Die Etüden von Wohlfahrt und Mazas spielt er sehr exakt, in genauer Intonation und mit dem geforderten Bogenstrich ein. Mit Absicht lässt er keine persönliche Gestaltung hören. Dies wirkt zwar etwas „etüdenhaft“, erfüllt aber den pädagogischen Zweck bestens: Wer die Etüden lernt, findet hier eine objektive Kontrolle. Wenn er die Etüden schon technisch bewältigt, kann er diese mit der CD mitspielen und so kontrollieren, ob er das Tempo halten kann und ob die Intonation stimmt. Gewiss können diese Demo-CDs die Lehrkraft nicht ersetzen, aber zur Vorbereitung der Violinstunde sind sie ein nützliches Hilfsmittel.
Die 60 Studien von Franz Wohlfahrt begnügen sich mit der 1. bis 3. Lage.

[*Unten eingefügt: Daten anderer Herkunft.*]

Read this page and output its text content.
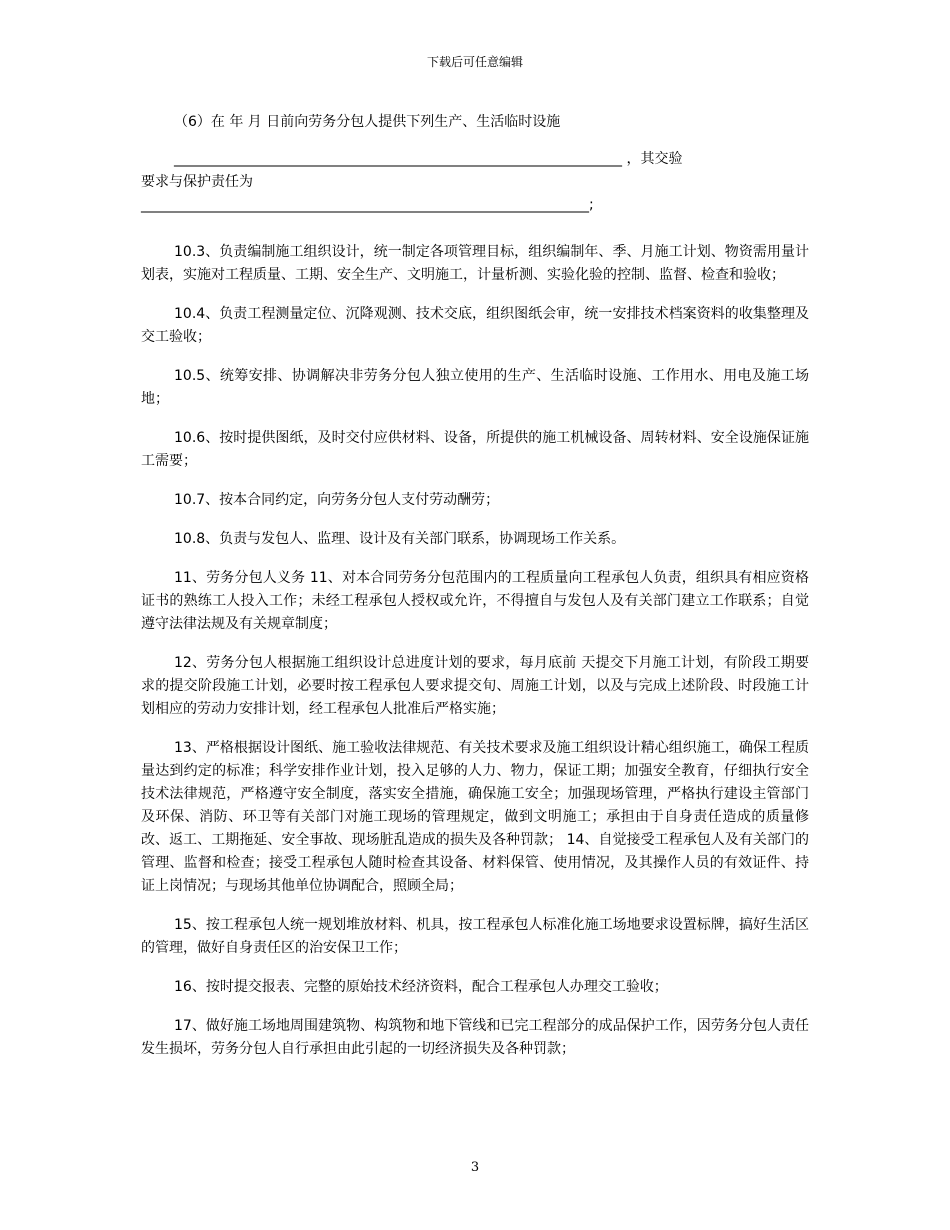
下载后可任意编辑

（6）在 年 月 日前向劳务分包人提供下列生产、生活临时设施

________________________________________________________________ ，其交验

要求与保护责任为

________________________________________________________________;

10.3、负责编制施工组织设计，统一制定各项管理目标，组织编制年、季、月施工计划、物资需用量计划表，实施对工程质量、工期、安全生产、文明施工，计量析测、实验化验的控制、监督、检查和验收；

10.4、负责工程测量定位、沉降观测、技术交底，组织图纸会审，统一安排技术档案资料的收集整理及交工验收；

10.5、统筹安排、协调解决非劳务分包人独立使用的生产、生活临时设施、工作用水、用电及施工场地；

10.6、按时提供图纸，及时交付应供材料、设备，所提供的施工机械设备、周转材料、安全设施保证施工需要；

10.7、按本合同约定，向劳务分包人支付劳动酬劳；

10.8、负责与发包人、监理、设计及有关部门联系，协调现场工作关系。

11、劳务分包人义务 11、对本合同劳务分包范围内的工程质量向工程承包人负责，组织具有相应资格证书的熟练工人投入工作；未经工程承包人授权或允许，不得擅自与发包人及有关部门建立工作联系；自觉遵守法律法规及有关规章制度；

12、劳务分包人根据施工组织设计总进度计划的要求，每月底前 天提交下月施工计划，有阶段工期要求的提交阶段施工计划，必要时按工程承包人要求提交旬、周施工计划，以及与完成上述阶段、时段施工计划相应的劳动力安排计划，经工程承包人批准后严格实施；

13、严格根据设计图纸、施工验收法律规范、有关技术要求及施工组织设计精心组织施工，确保工程质量达到约定的标准；科学安排作业计划，投入足够的人力、物力，保证工期；加强安全教育，仔细执行安全技术法律规范，严格遵守安全制度，落实安全措施，确保施工安全；加强现场管理，严格执行建设主管部门及环保、消防、环卫等有关部门对施工现场的管理规定，做到文明施工；承担由于自身责任造成的质量修改、返工、工期拖延、安全事故、现场脏乱造成的损失及各种罚款； 14、自觉接受工程承包人及有关部门的管理、监督和检查；接受工程承包人随时检查其设备、材料保管、使用情况，及其操作人员的有效证件、持证上岗情况；与现场其他单位协调配合，照顾全局；

15、按工程承包人统一规划堆放材料、机具，按工程承包人标准化施工场地要求设置标牌，搞好生活区的管理，做好自身责任区的治安保卫工作；

16、按时提交报表、完整的原始技术经济资料，配合工程承包人办理交工验收；

17、做好施工场地周围建筑物、构筑物和地下管线和已完工程部分的成品保护工作，因劳务分包人责任发生损坏，劳务分包人自行承担由此引起的一切经济损失及各种罚款；

3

Sie dienen dazu, die Grundlagen für ein sicheres Geigenhandwerk zu legen. Saitenwechsel, das Aufschlagen der Finger, Geläufigkeit, Bogeneinteilung, verschiedenste Bogenstriche von Legato, Bindungen, Staccato bis zum Spiccato können hier geübt werden. Verschiedene Charaktere wie Marsch, Scherzo oder Andante erweitern das technische Spektrum ins Ausdrucksmäßige. Auch die Anfänge des Doppelgriffspiels können hier geübt werden. Die abschließende 60. Studie besteht aus lauter Oktavgriffen. Wohlfahrts Etüden bieten zu fast allen Fragen des Geigespielens Übungsmaterial.

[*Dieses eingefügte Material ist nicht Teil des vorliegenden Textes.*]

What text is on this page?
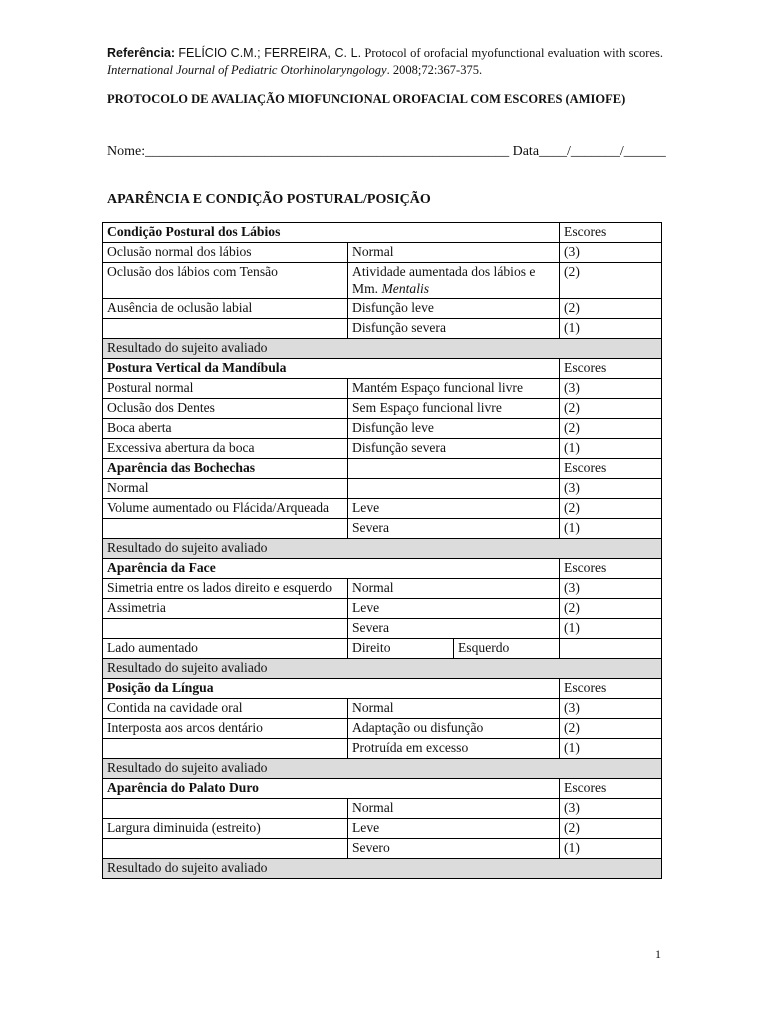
Referência: FELÍCIO C.M.; FERREIRA, C. L. Protocol of orofacial myofunctional evaluation with scores. International Journal of Pediatric Otorhinolaryngology. 2008;72:367-375.
PROTOCOLO DE AVALIAÇÃO MIOFUNCIONAL OROFACIAL COM ESCORES (AMIOFE)
Nome:____________________________________________________ Data____/_______/______
APARÊNCIA E CONDIÇÃO POSTURAL/POSIÇÃO
Condição Postural dos Lábios			Escores
Oclusão normal dos lábios	Normal		(3)
Oclusão dos lábios com Tensão	Atividade aumentada dos lábios e Mm. Mentalis		(2)
Ausência de oclusão labial	Disfunção leve		(2)
	Disfunção severa		(1)
Resultado do sujeito avaliado			
Postura Vertical da Mandíbula			Escores
Postural normal	Mantém Espaço funcional livre		(3)
Oclusão dos Dentes	Sem Espaço funcional livre		(2)
Boca aberta	Disfunção leve		(2)
Excessiva abertura da boca	Disfunção severa		(1)
Aparência das Bochechas			Escores
Normal			(3)
Volume aumentado ou Flácida/Arqueada	Leve		(2)
	Severa		(1)
Resultado do sujeito avaliado			
Aparência da Face			Escores
Simetria entre os lados direito e esquerdo	Normal		(3)
Assimetria	Leve		(2)
	Severa		(1)
Lado aumentado	Direito	Esquerdo	
Resultado do sujeito avaliado			
Posição da Língua			Escores
Contida na cavidade oral	Normal		(3)
Interposta aos arcos dentário	Adaptação ou disfunção		(2)
	Protruída em excesso		(1)
Resultado do sujeito avaliado			
Aparência do Palato Duro			Escores
	Normal		(3)
Largura diminuida (estreito)	Leve		(2)
	Severo		(1)
Resultado do sujeito avaliado			
1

Die Etüden von Jacques Féréol Mazas konzentrieren sich weniger auf technische Grundfragen. Sie sind auch nicht nur Etüden im strengen Sinn des Wortes, sondern im Grunde Vortragsstücke für Violine solo. Mehr als Wohlfahrt beabsichtigt Mazas, Technik und musikalische Gestaltung, die ja im Grunde nie voneinander zu trennen sind, zusammenzubringen. So übt der Studierende in der ersten Studie das An- und Abschwellen der Lautstärke beim Spiel eines langen Tons und viele weitere Gestaltungsformen der Dynamik wie Forzato, Crescendo und Decrescendo. Sicher, auch rein Technisches steht hier im Vordergrund, etwa die Studie mit Oktavintervallen, aber meistens werden technische Probleme auch als darstellerische musikalische Aufgaben gestellt, etwa die vorbeihuschenden Sechzehntel unter einem Bindebogen (13. Studie) oder Trillerübungen und deren Einbindung in eine Melodie. Selbst dem bewussten Spiel von Pausen ist eine Etüde gewidmet: In der 29. Studie übernimmt der Geiger die Aufgabe eines Sängers und spielt eine Art Rezitativ, das dann in ein furioses Allegro mit Doppelgriffen mündet.
Mazas begnügt sich in diesen Etüden mit der 1. bis 5. Lage. Virtuosität im Sinn eines Paganini wird hier nicht gefordert. Auch hier stehen also die Grundlagen des Geigenhandwerks im Vordergrund. Doch der besondere Wert der Etüden von Mazas liegt darin, dass die Technik immer zusammen mit der musikalischern Gestaltung geübt wird. Dies ist ein wichtiger Ansatz für die Pädagogik, da hier deutlich wird, dass Technik nie Selbstzweck ist, sondern dazu dient, Musik zu gestalten und für den Zuhörer interessant und fesselnd werden zu lassen. Insoweit sind diese Studien nie „trockene“ Etüden, sondern ebenso eine wertvolle Sololiteratur für GeigerInnen. Viele der Studien können nämlich auch im Konzert Zuhörer begeistern.